Wednesday, November 24, 2021

The shortest distance between two points is always Rudolf Steiner

  


"Everybody has a plan until they get punched in the mouth."
— Mike Tyson


Rudolf Steiner:

What I have been telling you is the general rule — but in the spiritual world everything is individual. Rules have their significance but this must not be taken to imply that they are to be regarded as principles. A man who is a stickler for rules, who insists that they can have no exceptions, will never find his way into the spiritual world. For in the spiritual world nothing is the same as it is in the physical world. What could be more obvious to a man living in the physical world than the mathematical axiom: the whole is greater than any of its parts — or the straight way is the shortest distance between two points? Only a lunatic would contend that the whole is not greater than any of its parts. Such things are called ‘axioms’ because they are self-evident truths and, as it is said, cannot and need not be proved. The same applies to the formula: the straight way is the shortest distance between any two points. But neither formula holds good in the spiritual world. What actually holds good in the spiritual world is the formula: the whole is always smaller than any one of its parts. And we find confirmation of this in the very being of man. Observed in the spiritual world, the spiritual counterpart of your physical being is about the size — a trifle larger but approximately the same size as it is in the physical world. When, however, you see your lungs or your liver in the spiritual world, they are of gigantic magnitude, and yet they are parts of something small. We have to learn to change our thinking entirely. In the spiritual world the straight way is by no means the shortest but on the contrary the very longest, because in that world to move from one point to another is a different matter altogether. In the physical world it is pedantically correct to say: that way is long, this longer, this — the straight — the shortest. But in the spiritual world the straight way presents such enormous difficulties that any of the winding ways is the shorter. Hence there is no sense in saying: the straight way is the shortest between any two points — because in actual fact it is the longest of all.

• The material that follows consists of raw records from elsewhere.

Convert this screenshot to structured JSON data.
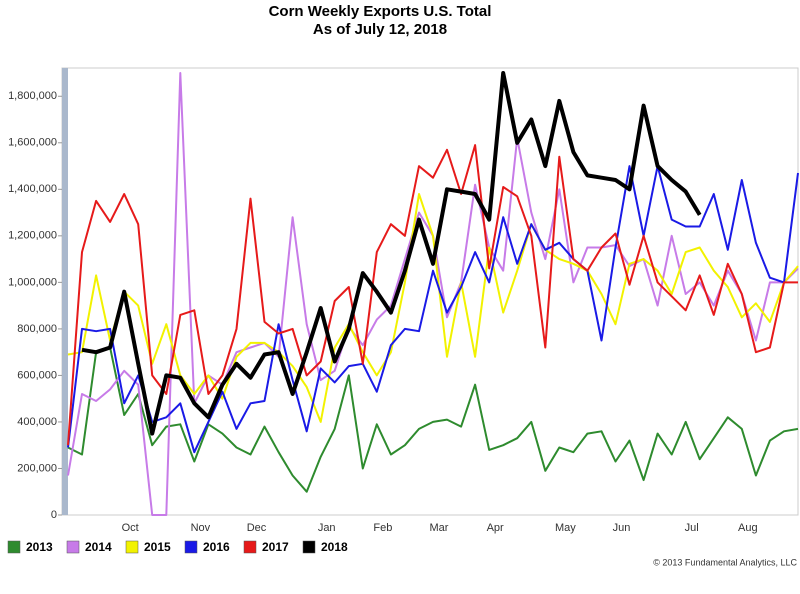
{
  "chart_data": {
    "type": "line",
    "title": "Corn Weekly Exports U.S. Total",
    "subtitle": "As of July 12, 2018",
    "credit": "© 2013 Fundamental Analytics, LLC",
    "categories": [
      null,
      null,
      null,
      null,
      "Oct",
      null,
      null,
      null,
      null,
      "Nov",
      null,
      null,
      null,
      "Dec",
      null,
      null,
      null,
      null,
      "Jan",
      null,
      null,
      null,
      "Feb",
      null,
      null,
      null,
      "Mar",
      null,
      null,
      null,
      "Apr",
      null,
      null,
      null,
      null,
      "May",
      null,
      null,
      null,
      "Jun",
      null,
      null,
      null,
      null,
      "Jul",
      null,
      null,
      null,
      "Aug",
      null,
      null,
      null,
      null
    ],
    "ylim": [
      0,
      1900000
    ],
    "yticks": [
      0,
      {
        "value": 200000,
        "label": "200,000"
      },
      {
        "value": 400000,
        "label": "400,000"
      },
      {
        "value": 600000,
        "label": "600,000"
      },
      {
        "value": 800000,
        "label": "800,000"
      },
      {
        "value": 1000000,
        "label": "1,000,000"
      },
      {
        "value": 1200000,
        "label": "1,200,000"
      },
      {
        "value": 1400000,
        "label": "1,400,000"
      },
      {
        "value": 1600000,
        "label": "1,600,000"
      },
      {
        "value": 1800000,
        "label": "1,800,000"
      }
    ],
    "legend": "bottom",
    "series": [
      {
        "name": "2013",
        "color": "#2e8b2e",
        "values": [
          290000,
          260000,
          700000,
          720000,
          430000,
          520000,
          300000,
          380000,
          390000,
          230000,
          390000,
          350000,
          290000,
          260000,
          380000,
          270000,
          170000,
          100000,
          250000,
          370000,
          600000,
          200000,
          390000,
          260000,
          300000,
          370000,
          400000,
          410000,
          380000,
          560000,
          280000,
          300000,
          330000,
          400000,
          190000,
          290000,
          270000,
          350000,
          360000,
          230000,
          320000,
          150000,
          350000,
          260000,
          400000,
          240000,
          330000,
          420000,
          370000,
          170000,
          320000,
          360000,
          370000
        ]
      },
      {
        "name": "2014",
        "color": "#c77be8",
        "values": [
          170000,
          520000,
          490000,
          540000,
          620000,
          560000,
          0,
          0,
          1900000,
          480000,
          600000,
          560000,
          700000,
          720000,
          740000,
          680000,
          1280000,
          820000,
          580000,
          620000,
          810000,
          730000,
          840000,
          900000,
          1100000,
          1300000,
          1200000,
          850000,
          1000000,
          1420000,
          1150000,
          1050000,
          1620000,
          1300000,
          1100000,
          1400000,
          1000000,
          1150000,
          1150000,
          1160000,
          1070000,
          1100000,
          900000,
          1200000,
          950000,
          1000000,
          900000,
          1050000,
          950000,
          750000,
          1000000,
          1000000,
          1060000
        ]
      },
      {
        "name": "2015",
        "color": "#f2f200",
        "values": [
          690000,
          700000,
          1030000,
          750000,
          960000,
          900000,
          650000,
          820000,
          600000,
          520000,
          600000,
          500000,
          680000,
          740000,
          740000,
          700000,
          640000,
          550000,
          400000,
          720000,
          820000,
          700000,
          600000,
          700000,
          1000000,
          1380000,
          1200000,
          680000,
          1000000,
          680000,
          1150000,
          870000,
          1050000,
          1250000,
          1140000,
          1100000,
          1080000,
          1050000,
          950000,
          820000,
          1080000,
          1100000,
          1050000,
          950000,
          1130000,
          1150000,
          1050000,
          980000,
          850000,
          910000,
          830000,
          1000000,
          1070000
        ]
      },
      {
        "name": "2016",
        "color": "#1a1ae6",
        "values": [
          290000,
          800000,
          790000,
          800000,
          480000,
          600000,
          400000,
          420000,
          480000,
          270000,
          400000,
          530000,
          370000,
          480000,
          490000,
          820000,
          580000,
          360000,
          630000,
          570000,
          640000,
          650000,
          530000,
          730000,
          800000,
          790000,
          1050000,
          870000,
          980000,
          1130000,
          1000000,
          1280000,
          1080000,
          1250000,
          1140000,
          1170000,
          1100000,
          1050000,
          750000,
          1150000,
          1500000,
          1200000,
          1500000,
          1270000,
          1240000,
          1240000,
          1380000,
          1140000,
          1440000,
          1170000,
          1020000,
          1000000,
          1470000
        ]
      },
      {
        "name": "2017",
        "color": "#e61a1a",
        "values": [
          300000,
          1130000,
          1350000,
          1260000,
          1380000,
          1250000,
          600000,
          520000,
          860000,
          880000,
          520000,
          600000,
          800000,
          1360000,
          830000,
          780000,
          800000,
          600000,
          660000,
          920000,
          980000,
          650000,
          1130000,
          1250000,
          1200000,
          1500000,
          1450000,
          1570000,
          1380000,
          1590000,
          1060000,
          1410000,
          1370000,
          1200000,
          720000,
          1540000,
          1100000,
          1050000,
          1150000,
          1210000,
          990000,
          1200000,
          1000000,
          940000,
          880000,
          1030000,
          860000,
          1080000,
          950000,
          700000,
          720000,
          1000000,
          1000000
        ]
      },
      {
        "name": "2018",
        "color": "#000000",
        "values": [
          null,
          710000,
          700000,
          720000,
          960000,
          650000,
          350000,
          600000,
          590000,
          480000,
          420000,
          560000,
          650000,
          590000,
          690000,
          700000,
          520000,
          700000,
          890000,
          660000,
          800000,
          1040000,
          960000,
          870000,
          1050000,
          1270000,
          1080000,
          1400000,
          1390000,
          1380000,
          1270000,
          1900000,
          1600000,
          1700000,
          1500000,
          1780000,
          1560000,
          1460000,
          1450000,
          1440000,
          1400000,
          1760000,
          1500000,
          1440000,
          1390000,
          1290000,
          null,
          null,
          null,
          null,
          null,
          null,
          null
        ]
      }
    ]
  }
}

We have to recognise that in the spiritual world nothing is the same as in the physical world. The reason why people find it so difficult to reach the spiritual world with the exercises they practise quite faithfully is that they cling to preconceptions such as: the whole is greater than any of its parts, or, the straight way is the shortest between two points. So much for the axioms.

But we must also give up clinging to all other truths which hold good in the physical world if we are to penetrate into the spiritual world. In the spiritual world there can be no all-embracing principles, for everything there is individual. Each fact must be approached as something entirely individual. In the spiritual world there is none of this dreadful, logical assembling of facts, this basing of everything upon general rules.